The production company music distribution and pedcasts in ‘streaming’ Spotify entered ‘black numbers’ in the first quarter of 2020, after a net profit of one million euros was recorded, compared to the losses of 142 million accounted for in the same period last year.
The company has stressed that it has met the forecasts despite the current situation generated by the Covid-19 pandemic. In addition, it has stressed that it has 1.8 billion euros of liquidity and estimates to record a positive cash flow throughout the year.
Revenue grew by 22.3%, to 1,848 million euros, while the costs associated with the revenue, largely derived from the copyright that Spotify has to pay to artists and record labels, rose 20.9%, to 1,376 million euros.
Of the total turnover, 1.7 billion euros corresponded to the amounts paid by users with ‘premium’ subscriptions, up 23%, while the other 148 million euros came from advertising served to users who use the app for free, up 17%.
With regard to costs, sales and marketing costs reached EUR 231 million, up 34.3%, while the R&D item picked up by 4.5%, to EUR 162 million. General and administrative expenses fell by 3.2% to EUR 96 million.
Despite the improvement in margins, Spotify’s operating profit was still negative at 17 million euros, resulting in a 63% improvement over the operating result of -47 million euros in the first quarter of 2019. Thus, the net profit was due to financial outliers, that positively impacted the accounts at 58 million euros, compared to net financial expenditure of EUR 122 million a year ago.

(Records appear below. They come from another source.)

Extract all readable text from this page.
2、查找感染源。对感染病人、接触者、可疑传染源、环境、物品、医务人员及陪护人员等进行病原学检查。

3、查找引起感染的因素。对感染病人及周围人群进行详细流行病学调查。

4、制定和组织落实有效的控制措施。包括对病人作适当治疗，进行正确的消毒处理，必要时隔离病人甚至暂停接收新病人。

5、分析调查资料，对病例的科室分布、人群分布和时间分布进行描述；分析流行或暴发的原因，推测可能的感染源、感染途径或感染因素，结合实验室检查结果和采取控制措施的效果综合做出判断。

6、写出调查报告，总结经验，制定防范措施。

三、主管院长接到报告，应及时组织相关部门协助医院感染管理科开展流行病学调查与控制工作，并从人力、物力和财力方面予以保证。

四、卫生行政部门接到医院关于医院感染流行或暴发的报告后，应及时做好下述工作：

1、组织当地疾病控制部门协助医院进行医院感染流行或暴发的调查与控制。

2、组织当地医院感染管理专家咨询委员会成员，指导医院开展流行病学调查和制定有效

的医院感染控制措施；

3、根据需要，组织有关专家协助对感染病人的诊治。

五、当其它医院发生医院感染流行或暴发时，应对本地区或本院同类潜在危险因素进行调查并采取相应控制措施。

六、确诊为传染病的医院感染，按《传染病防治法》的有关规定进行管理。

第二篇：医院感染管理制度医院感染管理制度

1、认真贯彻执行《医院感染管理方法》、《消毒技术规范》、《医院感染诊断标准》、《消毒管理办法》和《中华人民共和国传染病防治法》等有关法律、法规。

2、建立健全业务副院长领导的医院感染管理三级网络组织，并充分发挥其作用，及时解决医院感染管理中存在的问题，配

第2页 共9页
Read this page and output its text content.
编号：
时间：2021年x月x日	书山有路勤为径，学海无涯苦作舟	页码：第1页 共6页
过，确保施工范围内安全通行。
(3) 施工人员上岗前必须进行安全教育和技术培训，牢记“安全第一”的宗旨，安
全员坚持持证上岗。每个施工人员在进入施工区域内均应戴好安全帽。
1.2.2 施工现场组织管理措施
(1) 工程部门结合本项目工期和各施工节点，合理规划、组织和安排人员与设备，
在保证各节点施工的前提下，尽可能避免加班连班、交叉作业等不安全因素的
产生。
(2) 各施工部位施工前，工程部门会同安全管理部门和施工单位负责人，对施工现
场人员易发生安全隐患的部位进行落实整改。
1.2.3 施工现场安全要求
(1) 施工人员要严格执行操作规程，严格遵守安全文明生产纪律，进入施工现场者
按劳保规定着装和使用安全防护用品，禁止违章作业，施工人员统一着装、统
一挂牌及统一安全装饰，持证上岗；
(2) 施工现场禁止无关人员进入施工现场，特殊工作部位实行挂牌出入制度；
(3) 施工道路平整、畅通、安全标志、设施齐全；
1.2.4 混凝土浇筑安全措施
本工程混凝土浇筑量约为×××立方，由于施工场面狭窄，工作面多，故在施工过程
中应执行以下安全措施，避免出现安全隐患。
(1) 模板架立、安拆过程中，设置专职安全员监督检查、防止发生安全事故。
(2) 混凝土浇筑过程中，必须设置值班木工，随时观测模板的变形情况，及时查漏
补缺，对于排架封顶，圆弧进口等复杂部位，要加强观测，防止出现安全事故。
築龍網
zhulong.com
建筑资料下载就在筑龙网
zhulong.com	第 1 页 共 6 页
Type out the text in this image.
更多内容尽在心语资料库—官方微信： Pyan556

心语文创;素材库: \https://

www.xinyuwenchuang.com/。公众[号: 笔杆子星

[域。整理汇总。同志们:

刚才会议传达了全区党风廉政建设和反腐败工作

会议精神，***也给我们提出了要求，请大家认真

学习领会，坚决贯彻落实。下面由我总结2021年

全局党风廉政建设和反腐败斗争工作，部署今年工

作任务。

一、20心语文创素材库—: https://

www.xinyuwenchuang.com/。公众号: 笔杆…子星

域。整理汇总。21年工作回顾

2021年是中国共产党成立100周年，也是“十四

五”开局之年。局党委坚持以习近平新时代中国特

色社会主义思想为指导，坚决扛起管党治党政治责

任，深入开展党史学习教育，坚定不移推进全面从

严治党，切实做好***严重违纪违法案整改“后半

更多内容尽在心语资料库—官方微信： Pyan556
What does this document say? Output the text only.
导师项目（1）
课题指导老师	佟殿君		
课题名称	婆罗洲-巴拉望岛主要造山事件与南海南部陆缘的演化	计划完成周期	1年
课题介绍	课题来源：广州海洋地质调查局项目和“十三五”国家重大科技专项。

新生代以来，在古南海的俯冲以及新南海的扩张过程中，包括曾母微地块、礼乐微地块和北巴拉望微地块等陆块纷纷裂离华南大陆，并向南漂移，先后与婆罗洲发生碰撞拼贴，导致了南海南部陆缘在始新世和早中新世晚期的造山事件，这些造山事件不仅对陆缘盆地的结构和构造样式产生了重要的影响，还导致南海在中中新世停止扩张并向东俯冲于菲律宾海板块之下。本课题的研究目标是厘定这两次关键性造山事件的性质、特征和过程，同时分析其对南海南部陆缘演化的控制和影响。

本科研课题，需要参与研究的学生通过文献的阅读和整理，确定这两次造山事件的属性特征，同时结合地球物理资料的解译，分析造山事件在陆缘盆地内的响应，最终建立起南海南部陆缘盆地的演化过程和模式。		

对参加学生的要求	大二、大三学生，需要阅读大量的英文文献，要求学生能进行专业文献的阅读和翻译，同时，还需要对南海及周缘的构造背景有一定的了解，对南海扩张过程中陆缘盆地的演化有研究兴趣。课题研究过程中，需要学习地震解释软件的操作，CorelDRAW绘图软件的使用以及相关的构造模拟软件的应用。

The number of active users between January and March stood at 286 million, 31% more than in the same period last year. Of that figure, 130 million users were paid for, while 163 million used the app for free.
The company has stressed that, although the number of monthly active users and subscription growth remained “online” with forecasts, in some countries heavily impacted by the pandemic, such as Italy or Spain, “a noticeable decline” was observed in daily active users and consumption.